The scientists looked for coronary artery calcium or "CAC" - which is a sign of clogged up blood vessels and risk of a heart attack.
The scientists scanned 705 people's hearts in a CT scanner after teaming up with a research group scanning mummified bodies.
At the age of 45, almost no Tsimane had CAC in their arteries while 25% of Americans do.
By the time they reach age 75, two-thirds of Tsimane are CAC-free compared with the overwhelming majority of Americans (80%) having signs of CAC.
The researchers have been studying this group for a long time so it is not simply a case of the unhealthy Tsimane dying young.
Michael Gurven, a professor of anthropology at University of California, Santa Barbara, told the BBC: "It is much lower than in every other population where data exists.
"The closest were Japanese women, but it's still a different ballpark altogether."
They also smoke a lot less, but they do get more infections which could potentially increase the risk of heart problems by causing inflammation in the body.
One idea is that intestinal worms - which dampen immune reactions - could be more common and this may help protect the heart.
Prof Gurven said: "I would say we need a more holistic approach to physical exercise rather than just at the weekend.
"Bicycle to work, take the stairs, write your story on a treadmill desk." (I didn't)
Dr Thomas said: "It could be to maintain health we need to be exercising much more than we do.
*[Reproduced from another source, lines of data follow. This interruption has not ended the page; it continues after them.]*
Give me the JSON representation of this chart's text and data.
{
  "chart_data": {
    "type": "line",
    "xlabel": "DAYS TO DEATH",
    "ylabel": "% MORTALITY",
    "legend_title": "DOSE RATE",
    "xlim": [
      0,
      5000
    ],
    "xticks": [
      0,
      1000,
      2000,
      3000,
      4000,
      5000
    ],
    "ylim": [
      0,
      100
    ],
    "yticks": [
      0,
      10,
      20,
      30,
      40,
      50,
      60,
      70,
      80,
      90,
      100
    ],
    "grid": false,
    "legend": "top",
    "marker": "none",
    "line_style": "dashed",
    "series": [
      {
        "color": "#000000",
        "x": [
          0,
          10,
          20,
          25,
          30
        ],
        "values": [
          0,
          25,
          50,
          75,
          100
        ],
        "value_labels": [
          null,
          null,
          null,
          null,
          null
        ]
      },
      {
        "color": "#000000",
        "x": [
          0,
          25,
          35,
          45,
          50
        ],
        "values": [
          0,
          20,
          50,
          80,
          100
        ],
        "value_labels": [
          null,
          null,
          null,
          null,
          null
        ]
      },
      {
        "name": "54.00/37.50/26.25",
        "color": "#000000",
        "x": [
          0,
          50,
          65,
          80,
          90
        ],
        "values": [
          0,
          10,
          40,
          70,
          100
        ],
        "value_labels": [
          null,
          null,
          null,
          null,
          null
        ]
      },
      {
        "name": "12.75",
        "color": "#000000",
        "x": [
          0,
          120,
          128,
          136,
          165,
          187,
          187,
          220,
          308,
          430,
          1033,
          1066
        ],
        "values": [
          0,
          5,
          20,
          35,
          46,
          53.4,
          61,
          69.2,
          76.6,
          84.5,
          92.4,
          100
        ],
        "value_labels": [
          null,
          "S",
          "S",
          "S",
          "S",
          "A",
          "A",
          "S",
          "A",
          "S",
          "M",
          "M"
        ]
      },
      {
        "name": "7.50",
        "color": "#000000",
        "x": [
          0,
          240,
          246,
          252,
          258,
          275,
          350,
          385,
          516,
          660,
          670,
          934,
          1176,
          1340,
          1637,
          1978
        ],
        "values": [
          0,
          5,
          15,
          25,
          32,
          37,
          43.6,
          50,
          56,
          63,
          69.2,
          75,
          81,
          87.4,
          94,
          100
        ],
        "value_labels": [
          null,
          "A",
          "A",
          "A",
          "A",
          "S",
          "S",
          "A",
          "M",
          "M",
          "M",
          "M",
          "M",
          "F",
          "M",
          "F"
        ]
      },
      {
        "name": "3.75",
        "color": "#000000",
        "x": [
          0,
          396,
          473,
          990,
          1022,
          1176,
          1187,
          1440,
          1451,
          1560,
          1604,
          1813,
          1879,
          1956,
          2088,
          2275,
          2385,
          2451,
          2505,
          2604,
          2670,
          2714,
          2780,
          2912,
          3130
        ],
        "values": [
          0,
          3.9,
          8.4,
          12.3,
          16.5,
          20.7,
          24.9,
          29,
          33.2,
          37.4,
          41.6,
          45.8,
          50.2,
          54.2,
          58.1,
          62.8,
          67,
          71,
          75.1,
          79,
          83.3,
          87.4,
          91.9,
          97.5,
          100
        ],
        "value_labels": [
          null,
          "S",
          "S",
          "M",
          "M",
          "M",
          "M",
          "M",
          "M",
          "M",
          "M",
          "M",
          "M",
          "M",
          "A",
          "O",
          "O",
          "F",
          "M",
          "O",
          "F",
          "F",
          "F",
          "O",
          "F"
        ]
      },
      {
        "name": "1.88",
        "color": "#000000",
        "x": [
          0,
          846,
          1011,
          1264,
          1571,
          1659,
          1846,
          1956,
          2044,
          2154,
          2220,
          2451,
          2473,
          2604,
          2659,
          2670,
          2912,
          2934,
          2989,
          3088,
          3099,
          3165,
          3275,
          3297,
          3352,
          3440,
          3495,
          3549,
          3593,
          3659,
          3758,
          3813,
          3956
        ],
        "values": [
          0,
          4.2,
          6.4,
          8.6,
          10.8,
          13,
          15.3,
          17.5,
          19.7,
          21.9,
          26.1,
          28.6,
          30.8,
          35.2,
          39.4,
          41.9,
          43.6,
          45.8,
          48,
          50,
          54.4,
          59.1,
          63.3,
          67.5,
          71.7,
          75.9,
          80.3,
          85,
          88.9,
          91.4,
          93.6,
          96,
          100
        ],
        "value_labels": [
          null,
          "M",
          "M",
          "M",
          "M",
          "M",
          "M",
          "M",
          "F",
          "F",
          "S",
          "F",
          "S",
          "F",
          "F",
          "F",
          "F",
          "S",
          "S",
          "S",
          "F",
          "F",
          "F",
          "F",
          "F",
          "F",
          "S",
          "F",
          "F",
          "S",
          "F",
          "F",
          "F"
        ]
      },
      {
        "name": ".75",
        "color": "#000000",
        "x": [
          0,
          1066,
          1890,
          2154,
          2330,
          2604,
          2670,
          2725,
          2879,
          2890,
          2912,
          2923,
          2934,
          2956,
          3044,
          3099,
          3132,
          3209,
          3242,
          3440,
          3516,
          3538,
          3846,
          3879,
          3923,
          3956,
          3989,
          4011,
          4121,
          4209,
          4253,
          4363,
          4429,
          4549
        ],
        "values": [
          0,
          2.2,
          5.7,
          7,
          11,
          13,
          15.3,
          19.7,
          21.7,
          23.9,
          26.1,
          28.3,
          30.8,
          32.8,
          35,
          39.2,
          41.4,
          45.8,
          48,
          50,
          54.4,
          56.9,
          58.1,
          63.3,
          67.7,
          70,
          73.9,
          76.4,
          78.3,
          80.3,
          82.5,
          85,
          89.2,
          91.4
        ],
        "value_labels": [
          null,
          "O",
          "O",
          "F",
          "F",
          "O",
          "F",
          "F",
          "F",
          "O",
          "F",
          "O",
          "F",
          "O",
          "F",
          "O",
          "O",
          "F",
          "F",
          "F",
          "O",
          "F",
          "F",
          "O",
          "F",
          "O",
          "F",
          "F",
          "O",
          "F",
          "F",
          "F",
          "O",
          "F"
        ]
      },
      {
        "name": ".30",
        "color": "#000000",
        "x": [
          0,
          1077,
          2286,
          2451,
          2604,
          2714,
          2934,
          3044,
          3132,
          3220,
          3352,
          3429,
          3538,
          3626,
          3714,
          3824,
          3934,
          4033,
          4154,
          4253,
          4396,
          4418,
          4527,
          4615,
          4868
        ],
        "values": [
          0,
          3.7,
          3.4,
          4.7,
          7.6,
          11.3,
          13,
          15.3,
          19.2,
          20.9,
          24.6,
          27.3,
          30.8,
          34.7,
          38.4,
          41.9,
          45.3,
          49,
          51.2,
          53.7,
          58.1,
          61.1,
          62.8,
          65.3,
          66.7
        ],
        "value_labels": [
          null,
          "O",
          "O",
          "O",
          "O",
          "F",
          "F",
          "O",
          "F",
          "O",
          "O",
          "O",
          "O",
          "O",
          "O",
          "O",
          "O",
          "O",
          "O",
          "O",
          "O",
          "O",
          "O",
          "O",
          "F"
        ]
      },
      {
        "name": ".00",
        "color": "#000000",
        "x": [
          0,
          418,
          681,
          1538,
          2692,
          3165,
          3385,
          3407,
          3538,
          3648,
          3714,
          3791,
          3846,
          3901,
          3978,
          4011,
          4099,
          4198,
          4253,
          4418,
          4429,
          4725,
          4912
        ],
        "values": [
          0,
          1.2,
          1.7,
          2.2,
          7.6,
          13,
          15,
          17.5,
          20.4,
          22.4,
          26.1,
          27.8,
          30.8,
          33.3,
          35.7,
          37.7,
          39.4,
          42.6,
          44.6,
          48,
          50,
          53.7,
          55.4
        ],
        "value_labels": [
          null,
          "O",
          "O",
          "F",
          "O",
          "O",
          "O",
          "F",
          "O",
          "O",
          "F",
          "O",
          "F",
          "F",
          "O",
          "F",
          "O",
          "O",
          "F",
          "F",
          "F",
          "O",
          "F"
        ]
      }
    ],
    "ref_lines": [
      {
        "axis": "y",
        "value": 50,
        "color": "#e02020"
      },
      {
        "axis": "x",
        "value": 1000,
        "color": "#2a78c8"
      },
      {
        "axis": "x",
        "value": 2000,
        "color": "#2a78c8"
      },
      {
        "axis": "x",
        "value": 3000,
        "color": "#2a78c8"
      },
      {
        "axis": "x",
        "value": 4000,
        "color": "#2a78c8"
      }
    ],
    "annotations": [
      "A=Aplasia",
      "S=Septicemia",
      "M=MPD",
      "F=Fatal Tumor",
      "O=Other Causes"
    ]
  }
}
"The modern world is keeping us alive, but urbanisation and the specialisation of the labour force could be new risk factors [for an unhealthy heart].
"They also live in small communities, life is very social and they maintain a positive outlook."
Dr Gavin Sandercock, reader in clinical physiology (cardiology) at the University of Essex, said: "This is an excellent study with unique findings.
"The Tsimane get 72% of their energy from carbohydrates.
"The fact that they have the best indicators of cardiovascular health ever reported is the exact opposite to many recent suggestions that carbohydrates are unhealthy."
Prof Naveed Sattar, from the University of Glasgow, said: "This is a beautiful real life study which reaffirms all we understand about preventing heart disease.
"Simply put, eating a healthy diet very low in saturated fat and full of unprocessed products, not smoking and being active life long, is associated with the lowest risk of having furring up of blood vessels."